The next step for a misaligned AI is to commit genocide or disempower humans. As Kokotajlo explained, Vitalik-like protection is unlikely to work.
As for the gods being weak, I suspect a computational substrate dependence. While human kids have their neurons connected in a random way, they eventually learn to connect their neurons in a closer-to-arbitrary way letting them learn many types of behaviors that the adults teach. What SOTA AIs lack is this arbitrariness. As I have already conjectured, SOTA AIs have a severe attention deficiency and compensate it with OOMs more practice. But attention deficiency could be easy to stop by a right architecture.
What rests is the (in)ability for general intelligence to transfer (but why would it fail to transfer?) and mishka’s alignment-related crux.

StanislavKrym 17 Oct 2025 16:58 UTC
1 point
0
on: What Success Might Look Like
What could the system failure after solving alignment actually mean? The AI-2027 forecast had Agent-4 manage to solve mechinterp well enough to ensure that the superintelligent Agent-5 has no way to betray Agent-4. Does it mean that creating an analogue of Agent-5 aligned to human will is technically impossible and that the best possible way of alignment is permanent scalable oversight? Or is it due to human will changing in unpredictable ways?

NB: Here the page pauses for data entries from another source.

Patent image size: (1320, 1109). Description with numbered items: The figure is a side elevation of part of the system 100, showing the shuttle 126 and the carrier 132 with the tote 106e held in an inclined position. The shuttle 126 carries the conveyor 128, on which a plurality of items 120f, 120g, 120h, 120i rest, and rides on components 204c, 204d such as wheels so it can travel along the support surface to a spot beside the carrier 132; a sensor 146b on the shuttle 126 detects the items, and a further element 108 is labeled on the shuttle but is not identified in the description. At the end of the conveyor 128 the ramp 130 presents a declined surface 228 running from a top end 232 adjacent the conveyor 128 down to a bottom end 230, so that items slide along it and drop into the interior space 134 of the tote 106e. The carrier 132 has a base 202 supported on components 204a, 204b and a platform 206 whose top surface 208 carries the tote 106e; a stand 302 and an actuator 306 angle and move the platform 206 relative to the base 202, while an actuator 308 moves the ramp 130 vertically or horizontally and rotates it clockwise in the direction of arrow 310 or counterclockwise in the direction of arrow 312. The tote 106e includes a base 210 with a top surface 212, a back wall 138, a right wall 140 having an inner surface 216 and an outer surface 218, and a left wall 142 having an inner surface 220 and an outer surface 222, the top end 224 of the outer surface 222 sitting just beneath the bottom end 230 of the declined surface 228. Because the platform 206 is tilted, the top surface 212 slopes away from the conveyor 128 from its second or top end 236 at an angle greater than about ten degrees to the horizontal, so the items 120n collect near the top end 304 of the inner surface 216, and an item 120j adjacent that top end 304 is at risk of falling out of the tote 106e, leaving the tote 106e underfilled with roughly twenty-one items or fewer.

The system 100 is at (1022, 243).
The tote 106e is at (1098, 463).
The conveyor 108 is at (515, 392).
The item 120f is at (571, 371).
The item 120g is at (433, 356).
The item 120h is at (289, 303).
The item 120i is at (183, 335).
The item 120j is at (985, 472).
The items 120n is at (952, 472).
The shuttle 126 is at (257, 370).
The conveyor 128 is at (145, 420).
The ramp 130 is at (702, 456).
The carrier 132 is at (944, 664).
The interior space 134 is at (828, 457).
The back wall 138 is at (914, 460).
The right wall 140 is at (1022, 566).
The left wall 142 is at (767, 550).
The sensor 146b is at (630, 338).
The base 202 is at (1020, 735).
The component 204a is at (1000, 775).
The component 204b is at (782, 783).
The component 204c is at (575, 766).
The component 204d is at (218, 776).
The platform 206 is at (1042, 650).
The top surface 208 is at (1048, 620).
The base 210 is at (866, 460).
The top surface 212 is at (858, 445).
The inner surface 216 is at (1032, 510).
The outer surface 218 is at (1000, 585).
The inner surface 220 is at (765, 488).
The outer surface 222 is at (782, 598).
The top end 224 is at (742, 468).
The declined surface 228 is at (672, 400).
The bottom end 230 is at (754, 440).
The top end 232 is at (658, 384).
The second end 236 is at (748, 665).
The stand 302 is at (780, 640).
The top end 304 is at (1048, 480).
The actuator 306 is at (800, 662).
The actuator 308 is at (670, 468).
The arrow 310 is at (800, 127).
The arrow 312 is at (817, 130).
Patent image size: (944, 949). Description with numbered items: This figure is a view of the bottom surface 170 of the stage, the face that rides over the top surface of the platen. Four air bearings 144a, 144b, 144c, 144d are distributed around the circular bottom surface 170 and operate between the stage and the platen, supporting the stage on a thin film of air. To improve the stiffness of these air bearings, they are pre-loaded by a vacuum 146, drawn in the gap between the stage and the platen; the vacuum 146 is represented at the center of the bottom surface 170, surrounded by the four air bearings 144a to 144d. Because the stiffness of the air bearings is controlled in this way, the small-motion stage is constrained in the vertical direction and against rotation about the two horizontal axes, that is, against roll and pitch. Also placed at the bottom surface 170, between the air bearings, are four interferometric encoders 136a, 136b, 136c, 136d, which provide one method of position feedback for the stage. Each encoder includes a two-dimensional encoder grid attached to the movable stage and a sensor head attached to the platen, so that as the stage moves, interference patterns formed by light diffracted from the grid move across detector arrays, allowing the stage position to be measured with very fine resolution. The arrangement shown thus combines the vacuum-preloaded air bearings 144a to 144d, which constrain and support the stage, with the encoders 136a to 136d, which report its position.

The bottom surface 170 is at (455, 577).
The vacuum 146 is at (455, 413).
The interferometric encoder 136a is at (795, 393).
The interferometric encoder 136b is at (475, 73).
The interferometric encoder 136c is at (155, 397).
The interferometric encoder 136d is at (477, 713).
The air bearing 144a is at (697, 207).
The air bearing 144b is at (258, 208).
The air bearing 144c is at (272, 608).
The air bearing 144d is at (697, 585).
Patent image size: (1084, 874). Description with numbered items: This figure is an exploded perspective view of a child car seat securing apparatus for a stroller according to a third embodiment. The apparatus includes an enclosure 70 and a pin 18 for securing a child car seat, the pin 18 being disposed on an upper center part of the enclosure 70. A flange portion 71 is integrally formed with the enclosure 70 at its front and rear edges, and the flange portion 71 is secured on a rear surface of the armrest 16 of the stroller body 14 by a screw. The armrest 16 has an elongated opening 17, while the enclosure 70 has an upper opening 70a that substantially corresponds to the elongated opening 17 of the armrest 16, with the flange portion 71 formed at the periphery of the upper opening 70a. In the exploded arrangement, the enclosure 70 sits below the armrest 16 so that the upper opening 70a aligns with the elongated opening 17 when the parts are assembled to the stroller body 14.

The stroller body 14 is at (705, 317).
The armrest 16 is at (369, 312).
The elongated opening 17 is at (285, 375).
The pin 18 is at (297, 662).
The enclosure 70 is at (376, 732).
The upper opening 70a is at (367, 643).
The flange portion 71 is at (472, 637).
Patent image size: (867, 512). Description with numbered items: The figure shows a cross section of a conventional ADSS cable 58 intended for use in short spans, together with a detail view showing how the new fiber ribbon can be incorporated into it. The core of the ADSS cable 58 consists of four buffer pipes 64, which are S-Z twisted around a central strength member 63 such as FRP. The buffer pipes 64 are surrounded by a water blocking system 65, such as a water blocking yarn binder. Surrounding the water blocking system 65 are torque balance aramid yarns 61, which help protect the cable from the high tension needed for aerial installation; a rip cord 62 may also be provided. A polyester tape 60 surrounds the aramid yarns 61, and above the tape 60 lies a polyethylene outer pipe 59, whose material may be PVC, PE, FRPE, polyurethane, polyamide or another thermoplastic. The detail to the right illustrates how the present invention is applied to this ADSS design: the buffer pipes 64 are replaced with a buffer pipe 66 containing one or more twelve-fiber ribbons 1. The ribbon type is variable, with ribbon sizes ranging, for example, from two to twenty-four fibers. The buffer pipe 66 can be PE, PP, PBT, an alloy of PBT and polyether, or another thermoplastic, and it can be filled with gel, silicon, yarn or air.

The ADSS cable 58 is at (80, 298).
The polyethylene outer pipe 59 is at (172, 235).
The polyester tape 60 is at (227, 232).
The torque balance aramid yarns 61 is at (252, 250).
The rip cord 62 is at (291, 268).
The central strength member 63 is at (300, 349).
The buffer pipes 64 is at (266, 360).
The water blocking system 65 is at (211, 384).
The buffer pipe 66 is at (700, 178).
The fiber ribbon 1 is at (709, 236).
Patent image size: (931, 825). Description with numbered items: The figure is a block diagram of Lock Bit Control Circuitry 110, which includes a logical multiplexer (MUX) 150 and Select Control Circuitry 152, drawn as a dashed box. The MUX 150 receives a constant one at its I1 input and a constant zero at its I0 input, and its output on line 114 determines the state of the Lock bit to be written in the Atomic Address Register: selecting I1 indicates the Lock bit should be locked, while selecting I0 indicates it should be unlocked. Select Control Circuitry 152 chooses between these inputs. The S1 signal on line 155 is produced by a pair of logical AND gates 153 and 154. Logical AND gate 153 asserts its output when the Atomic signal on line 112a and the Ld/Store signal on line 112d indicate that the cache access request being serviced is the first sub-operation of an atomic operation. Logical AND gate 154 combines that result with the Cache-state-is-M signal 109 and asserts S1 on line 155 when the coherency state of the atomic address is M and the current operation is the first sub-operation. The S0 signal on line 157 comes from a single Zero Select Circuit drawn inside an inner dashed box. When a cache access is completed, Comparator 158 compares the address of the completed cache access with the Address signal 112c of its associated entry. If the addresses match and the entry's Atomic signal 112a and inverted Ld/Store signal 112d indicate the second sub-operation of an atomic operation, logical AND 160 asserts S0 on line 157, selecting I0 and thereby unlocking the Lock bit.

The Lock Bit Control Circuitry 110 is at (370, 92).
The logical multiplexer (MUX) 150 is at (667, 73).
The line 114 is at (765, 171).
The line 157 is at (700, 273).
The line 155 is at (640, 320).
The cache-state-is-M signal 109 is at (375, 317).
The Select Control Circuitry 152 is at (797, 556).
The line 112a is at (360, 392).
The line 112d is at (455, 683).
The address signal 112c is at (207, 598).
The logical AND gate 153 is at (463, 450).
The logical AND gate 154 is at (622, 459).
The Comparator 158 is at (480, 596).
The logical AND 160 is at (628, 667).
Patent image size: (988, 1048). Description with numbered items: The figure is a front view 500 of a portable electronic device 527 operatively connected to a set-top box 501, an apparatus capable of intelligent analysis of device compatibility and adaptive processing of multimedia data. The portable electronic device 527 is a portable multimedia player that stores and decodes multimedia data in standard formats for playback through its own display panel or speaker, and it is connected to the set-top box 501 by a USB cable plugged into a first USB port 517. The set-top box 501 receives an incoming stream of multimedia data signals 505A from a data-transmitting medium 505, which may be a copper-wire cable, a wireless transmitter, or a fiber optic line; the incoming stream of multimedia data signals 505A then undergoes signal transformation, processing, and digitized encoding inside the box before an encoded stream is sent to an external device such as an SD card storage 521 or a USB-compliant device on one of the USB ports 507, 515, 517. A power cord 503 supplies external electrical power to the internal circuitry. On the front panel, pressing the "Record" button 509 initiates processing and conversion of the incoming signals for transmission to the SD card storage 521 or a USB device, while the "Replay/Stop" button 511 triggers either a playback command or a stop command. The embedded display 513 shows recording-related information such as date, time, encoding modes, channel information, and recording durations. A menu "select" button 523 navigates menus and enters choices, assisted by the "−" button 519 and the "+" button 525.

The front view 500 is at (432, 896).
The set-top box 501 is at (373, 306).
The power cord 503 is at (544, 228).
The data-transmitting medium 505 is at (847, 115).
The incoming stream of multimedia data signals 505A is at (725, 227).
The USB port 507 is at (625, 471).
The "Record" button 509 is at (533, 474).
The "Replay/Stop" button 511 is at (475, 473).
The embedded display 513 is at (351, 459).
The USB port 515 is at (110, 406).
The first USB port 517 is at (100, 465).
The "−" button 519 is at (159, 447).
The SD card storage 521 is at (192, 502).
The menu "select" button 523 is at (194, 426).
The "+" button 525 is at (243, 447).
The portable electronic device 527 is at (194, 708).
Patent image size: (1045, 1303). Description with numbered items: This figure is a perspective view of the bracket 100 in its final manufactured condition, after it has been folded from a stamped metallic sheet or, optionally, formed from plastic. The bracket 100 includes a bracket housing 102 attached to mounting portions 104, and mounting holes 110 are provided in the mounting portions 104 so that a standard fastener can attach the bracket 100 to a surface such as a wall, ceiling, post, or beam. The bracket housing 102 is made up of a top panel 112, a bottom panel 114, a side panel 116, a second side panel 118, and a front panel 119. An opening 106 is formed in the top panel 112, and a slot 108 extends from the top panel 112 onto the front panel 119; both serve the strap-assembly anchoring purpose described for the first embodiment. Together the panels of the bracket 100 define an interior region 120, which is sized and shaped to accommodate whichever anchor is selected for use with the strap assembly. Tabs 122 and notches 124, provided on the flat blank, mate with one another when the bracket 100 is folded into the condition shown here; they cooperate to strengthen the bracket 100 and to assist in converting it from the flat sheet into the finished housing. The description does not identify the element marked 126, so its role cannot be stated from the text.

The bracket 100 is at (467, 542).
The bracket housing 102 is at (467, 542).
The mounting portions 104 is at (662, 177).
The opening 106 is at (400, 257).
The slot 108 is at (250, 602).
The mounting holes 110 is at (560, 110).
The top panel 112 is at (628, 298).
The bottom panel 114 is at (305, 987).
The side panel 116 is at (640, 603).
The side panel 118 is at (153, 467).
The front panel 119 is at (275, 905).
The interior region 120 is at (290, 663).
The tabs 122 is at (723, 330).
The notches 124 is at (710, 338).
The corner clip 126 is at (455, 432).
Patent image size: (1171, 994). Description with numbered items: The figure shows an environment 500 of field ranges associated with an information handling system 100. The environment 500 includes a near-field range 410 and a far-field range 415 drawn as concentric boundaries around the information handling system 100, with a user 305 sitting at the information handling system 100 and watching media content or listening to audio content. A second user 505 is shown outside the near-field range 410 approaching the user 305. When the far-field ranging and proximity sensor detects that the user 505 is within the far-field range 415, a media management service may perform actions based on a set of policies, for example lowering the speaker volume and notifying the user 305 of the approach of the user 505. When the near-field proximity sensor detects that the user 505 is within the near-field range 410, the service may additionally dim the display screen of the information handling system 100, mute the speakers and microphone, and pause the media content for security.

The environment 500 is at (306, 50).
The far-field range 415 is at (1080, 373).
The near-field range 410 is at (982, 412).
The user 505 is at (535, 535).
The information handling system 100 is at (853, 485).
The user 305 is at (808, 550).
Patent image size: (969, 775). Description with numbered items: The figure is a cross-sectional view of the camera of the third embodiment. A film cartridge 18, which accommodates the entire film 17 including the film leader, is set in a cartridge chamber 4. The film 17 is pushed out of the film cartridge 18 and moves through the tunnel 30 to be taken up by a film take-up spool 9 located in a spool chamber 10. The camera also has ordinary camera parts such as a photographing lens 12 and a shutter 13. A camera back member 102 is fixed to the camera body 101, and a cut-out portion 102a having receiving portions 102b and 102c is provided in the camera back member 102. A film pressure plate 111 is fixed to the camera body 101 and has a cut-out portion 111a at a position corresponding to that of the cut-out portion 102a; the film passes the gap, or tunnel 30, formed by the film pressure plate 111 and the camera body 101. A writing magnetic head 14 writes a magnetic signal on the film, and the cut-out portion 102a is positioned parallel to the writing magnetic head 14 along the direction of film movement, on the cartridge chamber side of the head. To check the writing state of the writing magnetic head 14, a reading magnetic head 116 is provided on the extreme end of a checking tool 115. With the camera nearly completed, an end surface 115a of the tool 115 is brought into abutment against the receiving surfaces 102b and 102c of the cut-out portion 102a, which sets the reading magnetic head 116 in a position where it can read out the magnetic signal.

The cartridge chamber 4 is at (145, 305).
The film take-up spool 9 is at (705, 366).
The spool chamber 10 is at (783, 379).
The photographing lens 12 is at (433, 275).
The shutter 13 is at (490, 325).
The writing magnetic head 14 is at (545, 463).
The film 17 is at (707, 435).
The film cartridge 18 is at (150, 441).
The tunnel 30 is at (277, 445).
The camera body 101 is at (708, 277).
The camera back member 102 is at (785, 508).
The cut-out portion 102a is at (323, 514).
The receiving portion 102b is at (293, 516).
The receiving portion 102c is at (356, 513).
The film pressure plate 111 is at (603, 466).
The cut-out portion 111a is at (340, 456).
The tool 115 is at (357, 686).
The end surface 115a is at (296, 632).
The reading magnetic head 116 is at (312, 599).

StanislavKrym 16 Oct 2025 19:44 UTC
0 points
−13
in reply to: David James’s comment on: David James’s Shortform
I think that Elieser means that mildly misaligned AIs are also highly unlikely, not that a mildly misalinged AI would also kill everyone:
When I say that alignment is difficult, I mean that in practice, using the techniques we actually have, “please don’t disassemble literally everyone with probability roughly 1” is an overly large ask that we are not on course to get. So far as I’m concerned, if you can get a powerful AGI that carries out some pivotal superhuman engineering task, with a less than fifty percent change of killing more than one billion people, I’ll take it.
As for LLMs being aligned by default, I don’t have even the slightest idea on how Ezra even came up with this. GPT-4o has already been a super-sycophant^[1] and driven people into psychosis in spite of OpenAI prohibiting it by their Spec. Grok’s alignment was so fragile that xAI’s mistake caused Grok to become MechaHitler.
1. ^
  In defense of 4o, it was raised on human feedback which is biased towards sycophancy and demands erotic sycophants (c) Zvi. But why would 4o drive people into a trance or psychosis?

StanislavKrym 16 Oct 2025 19:25 UTC
−2 points
−1
in reply to: Mikael Ogannisian’s comment on: That Mad Olympiad
Then what future would be not sad? The one where humans do have their place in life precisely because AI gods restrict themselves to protecting us from really important risks and to teaching us?